In providing the information it obtained, the committee said the decision for Catholics to participate or not in Girl Scouts is a local one and that “diocesan bishops have the final authority over what is appropriate for Catholic Scouting in their dioceses.”

Read the rest: catholicnews.com/data/stories/cns/1401474.htm

GSUSA and Catholic Church Relationship
Girl Scouts of the USA is proud of its 100-year relationship with the Catholic Church and is very pleased the US Conference of Catholic Bishops has included on its website pages titled “Questions and Answers About Girl Scouts of the USA and About Catholic Scouting” and “Background on Girl Scouts of the USA and USCCB Conversations.” The following documents and resources will help you better understand GSUSA’s relationship with the Catholic Church and gain useful information about some of our programs.

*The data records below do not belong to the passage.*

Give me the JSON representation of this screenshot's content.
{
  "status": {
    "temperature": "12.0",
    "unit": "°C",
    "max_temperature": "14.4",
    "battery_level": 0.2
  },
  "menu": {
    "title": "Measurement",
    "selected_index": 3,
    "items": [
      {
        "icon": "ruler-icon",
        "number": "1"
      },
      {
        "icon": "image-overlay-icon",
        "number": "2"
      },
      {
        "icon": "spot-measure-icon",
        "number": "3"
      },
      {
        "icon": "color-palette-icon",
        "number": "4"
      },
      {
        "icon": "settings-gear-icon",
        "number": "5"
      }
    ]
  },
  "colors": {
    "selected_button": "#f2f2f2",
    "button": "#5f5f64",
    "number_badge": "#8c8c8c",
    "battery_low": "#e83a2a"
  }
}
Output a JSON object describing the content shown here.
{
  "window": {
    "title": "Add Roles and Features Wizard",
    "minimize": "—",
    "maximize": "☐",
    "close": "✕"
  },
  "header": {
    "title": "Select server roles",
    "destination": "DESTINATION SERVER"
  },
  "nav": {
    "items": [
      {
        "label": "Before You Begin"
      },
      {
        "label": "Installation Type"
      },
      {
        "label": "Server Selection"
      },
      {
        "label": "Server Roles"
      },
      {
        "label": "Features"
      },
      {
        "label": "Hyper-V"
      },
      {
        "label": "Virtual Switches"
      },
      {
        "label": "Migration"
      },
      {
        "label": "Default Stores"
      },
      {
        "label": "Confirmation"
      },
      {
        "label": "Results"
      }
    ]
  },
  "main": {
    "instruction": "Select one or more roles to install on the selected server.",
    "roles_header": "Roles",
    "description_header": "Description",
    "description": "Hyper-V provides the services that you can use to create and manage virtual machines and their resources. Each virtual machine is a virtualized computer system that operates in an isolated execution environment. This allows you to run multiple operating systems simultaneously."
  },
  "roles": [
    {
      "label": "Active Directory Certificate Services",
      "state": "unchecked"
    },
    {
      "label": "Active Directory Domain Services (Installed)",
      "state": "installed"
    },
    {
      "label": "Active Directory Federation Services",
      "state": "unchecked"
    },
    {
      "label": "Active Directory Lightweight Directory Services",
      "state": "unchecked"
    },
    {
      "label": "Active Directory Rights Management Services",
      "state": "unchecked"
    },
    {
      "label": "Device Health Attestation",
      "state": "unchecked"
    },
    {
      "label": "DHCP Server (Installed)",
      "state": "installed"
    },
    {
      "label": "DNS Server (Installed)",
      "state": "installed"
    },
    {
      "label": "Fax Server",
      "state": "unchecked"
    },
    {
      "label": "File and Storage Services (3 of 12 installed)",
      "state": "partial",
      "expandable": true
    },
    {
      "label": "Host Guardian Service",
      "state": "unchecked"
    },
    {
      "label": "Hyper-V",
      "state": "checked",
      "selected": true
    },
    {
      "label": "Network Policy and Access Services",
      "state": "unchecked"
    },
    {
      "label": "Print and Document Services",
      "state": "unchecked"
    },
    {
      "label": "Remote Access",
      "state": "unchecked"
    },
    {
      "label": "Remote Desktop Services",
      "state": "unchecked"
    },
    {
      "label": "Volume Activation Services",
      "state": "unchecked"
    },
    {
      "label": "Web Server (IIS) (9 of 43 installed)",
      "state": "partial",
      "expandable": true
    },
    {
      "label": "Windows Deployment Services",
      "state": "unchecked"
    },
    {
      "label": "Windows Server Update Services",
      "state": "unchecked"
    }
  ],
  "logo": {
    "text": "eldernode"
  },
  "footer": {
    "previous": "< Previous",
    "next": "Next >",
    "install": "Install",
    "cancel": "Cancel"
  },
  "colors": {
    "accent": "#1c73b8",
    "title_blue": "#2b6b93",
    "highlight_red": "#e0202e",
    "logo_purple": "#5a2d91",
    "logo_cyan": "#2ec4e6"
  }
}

A lot of resources here: girlscouts.org/program/basics/faith/catholic_church_relationship.asp

And from the US Catholic Bishops:
usccb.org/beliefs-and-teachings/who-we-teach/youth/catholic-scouting-questions.cfm


#12

:thumbsup:


#13

Criticizing GSUSA for what WAGGGS does would be like criticizing the U.S. for something the UN does. Sure, they are a member. But membership does not imply endorsement of every thing they say and do.

I think we can do better than guilt-by-association. :shrug:


#14

Never have liked them.


#15

Are you bringing up the topic of abortion with local girl scouts? Why?


#16

Other connections are more problematic, such as when various councils partnered with Planned Parenthood on their “Real Life. Real Talk” or “Nobody’s Fool” sex-education programs, as did councils in New York, Texas and Arizona.

In an annual report, Planned Parenthood of Western New York listed Girl Scouts of Western New York as a “community partner.”

ncregister.com/daily-news/is-the-girl-scouts-safe-for-catholic-girls#ixzz3KmYzhrQf


#17

This debate arises every time the topic of Girl Scouts comes up. If someone can not support the girls in good conscience, I understand. I do not believe the connection to have any substance, so I am still good to go on my Thin Mints. :thumbsup:


#18

How do you think the national office is funded?


#19

The issue isn’t with the national office – it’s with local councils that choose to be allied with Planned Parenthood. If one knows that his or her local council is not supportive of PP, I can’t see any reason not to support local Girl Scouts.


#20

I thought the primary purpose was as a teaching tool.
The girls were learning to run their small enterprise and be accountable. To me, selling online circumvents this aspect.